I Don’t Know Where I Was for Five Years

I Don’t Know Where I Was for Five Years

Lazarus awakening by Cornelis Anthonisz, 1541.
Detail of De rijke man en de arme Lazarus, Cornelis Anthonisz, 1541. Public domain, Rijksmuseum, Amsterdam.

I don’t know where I was for five years. Sure, I know where I was, Barcelona. Bilbao, Paris for a month, and a lot of time at home. I didn’t have a diagnosis yet but towards the end I was afraid to go to the grocery for fear I’d lose my balance, grab a shelf and bring it down in a rain of denting cans.

 

Early in 2017 I learned I’d been suffering from hydrocephalus, a condition where you slowly lose (among other things) the ability to walk. There was a straightforward solution for that, brain surgery. They implant a shunt that drains off the excess cerebrospinal fluid that has been pressing ever-harder on your brain structures. Something’s gotta give.

 

But it’s not the illness, the dysfunction, the broken little bones. What bothers me is that I was sure I was myself. There was weird physical stuff but I was still me. My partner kept saying I was off and I’d get furious. It wasn’t till the diagnosis that I learned part of the condition is mild dementia.

 

What’s that mean, mild dementia? For me it meant I could not see myself. My 96 year old mother said part of her still felt like a girl. This seems wholesome, a continuity of self. Yet I experienced myself as normal. Slippage wasn’t visible to me, but I was slipping. How can that be?

 

Late in my siege my webmaster began having cluster headaches, renownedly painful. Doctors did what they could, trying various drugs out on him. One of them turned him into his evil twin. Rude, angry, in your face. This a benign spirit who naturally brings people together. It boggles me that while he was under the influence of this drug he didn’t know he wasn’t himself. He stopped the drug and woke up to the bastard he’d been channeling.

 

I had the surgery in June, 2017. Staph infection in October. (Isn’t it nice to know there’s a “good” staph that’s slow-growing, less pernicious?) The tubing of the shunt was tied off in my belly then and days before Christmas a third surgery reconnected it.
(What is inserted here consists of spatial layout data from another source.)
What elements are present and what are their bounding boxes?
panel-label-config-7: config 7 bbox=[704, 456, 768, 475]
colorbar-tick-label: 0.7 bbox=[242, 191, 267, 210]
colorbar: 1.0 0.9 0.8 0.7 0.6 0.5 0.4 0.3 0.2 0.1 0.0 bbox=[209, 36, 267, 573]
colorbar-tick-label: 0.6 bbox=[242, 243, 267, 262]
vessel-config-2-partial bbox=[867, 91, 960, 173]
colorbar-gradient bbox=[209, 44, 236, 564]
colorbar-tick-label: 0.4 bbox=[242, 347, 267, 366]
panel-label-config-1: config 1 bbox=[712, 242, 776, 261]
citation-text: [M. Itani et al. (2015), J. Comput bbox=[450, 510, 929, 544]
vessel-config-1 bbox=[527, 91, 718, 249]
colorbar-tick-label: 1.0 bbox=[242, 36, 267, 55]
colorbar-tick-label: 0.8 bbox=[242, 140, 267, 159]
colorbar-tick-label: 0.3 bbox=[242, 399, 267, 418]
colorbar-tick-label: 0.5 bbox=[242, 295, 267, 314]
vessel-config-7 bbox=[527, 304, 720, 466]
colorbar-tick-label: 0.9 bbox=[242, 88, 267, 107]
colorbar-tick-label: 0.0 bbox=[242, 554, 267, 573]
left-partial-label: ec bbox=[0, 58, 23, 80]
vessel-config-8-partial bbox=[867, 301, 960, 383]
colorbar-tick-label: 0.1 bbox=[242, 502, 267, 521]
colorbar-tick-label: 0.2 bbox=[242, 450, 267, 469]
I’m fond of Christmas but quarantining this chapter in my life to 2017 took priority.

 

Come March and my partner looked at me in disbelief and said “You’re back!” I slowly recognized how far under the surface of life I’d slipped. I came back into myself. Quite a homecoming. Inexplicable to welcome back the person you hadn’t been but felt you were. Deeply, maybe permanently baffling.

 

Most notably after five years of zero creativity I’m obsessively making art.  Start at breakfast on my laptop, transfer to the big screens upstairs and work full tilt till dinnertime.  New ideas keep spilling out. Like a pan that finally starts to boil.OK, LSD, Alzheimers, mass manias. No surprise that consciousness is malleable. But still. It wasn’t till “You’re back!” that I could see.

 

During my five year siege I read Nature Journal weekly as it came. I was avid, fulfilled by it, fed. Now it comes and I hardly care. I’m rereading books I’ve loved in the past. Edward Abbey’s Desert Solitaire? Still remarkable.  D.H. Lawrence Twilight in Italy? Hilariously chest-pounding at one remove — one clan of people are so much more manly than the ones on the next hill. Silly, overwrought. Who am I?

 

I wonder now where in my brain the deforming pressure pushed. A doctor mentioned it’s too bad there hadn’t been an fMRI (functional MRI, more video than snapshot). Was the pressure on the right or left side of my brain?  So much right/left stuff has been debunked, so much remains a numinous truth.

 

Today I feel a giddy sense of rebirth at age 71. Here I am again, quick-witted, quick-tongued. I’d been lethargic, everything seemed like too much work — why bother? I slept too much. Now I’m up before six some days. My neighbors are telling me they saw the decline and that the sparkle has returned to my eyes. A startling number of them — how polite they’ve been.

 

Hence my joy today, full of a whimsical sense of invincibility. Yet knowing that at my age most of the sand has poured through the timer. L’chaim.